Publication: Web Data Retrieval, Management, and Analysis
Date
Authors
Journal Title
Journal ISSN
Volume Title
Publisher
Abstract
The World Wilde Web is a popular and interactive medium to disseminate information today. The Web has become a huge and mostly unstructured data repository. Peer-to-Peer system also has become a popular file sharing platform in recent years. In this dissertation, we consider three issues: capturing individual user's access patterns for Web data mining, the influence of user's clicking behavior and user's interest for Web structure mining, and the searching policy for P2P system. For capturing individual user's access pattern, we design and implement an access pattern collection server to conduct data mining in the Web. By using the concept of page conversion, the proposed method is able to resolve the difficulty imposed by proxy servers and capture the Web user behavior effectively. Using the devised mechanism, traversal patterns are generated and compared to those produced by the ordinary Web servers to validate our results. In addition, for considering the page readers' contribution in Web structure mining, the influence of user's interest in VIPAS system is discussed. We devise a new algorithm, called Adjustable Cluster based VIPAS (AC-VIPAS), to adjust Web pages' scores according to the recommendation of users with similar interest.

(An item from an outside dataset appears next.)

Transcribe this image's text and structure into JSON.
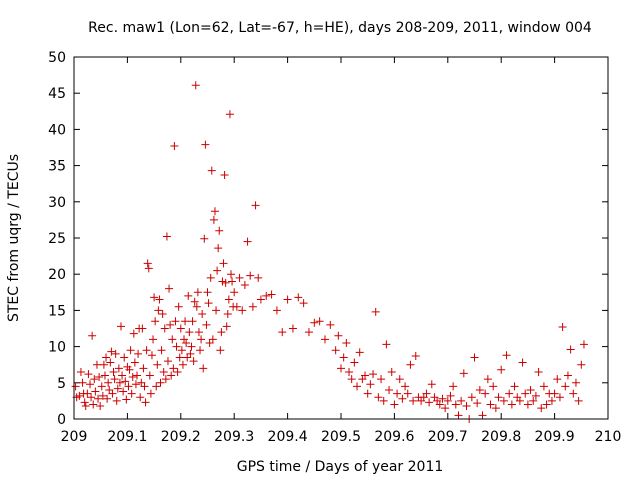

The experiment is conducted to evaluate the performance of the content based user cluster. Finally, for improving the searching performance in Peer-to-Peer system, we propose a cluster-based peer-to-peer system, called PeerCluster. In PeerCluster, all participant computers are grouped into various interest clusters, each of which contains computers that have the same interests. To efficiently route and broadcast messages across/within interest clusters, a hypercube topology is employed. Moreover, we augment PeerCluster with a system recovery mechanism to make it robust against unpredictable computer/network failures.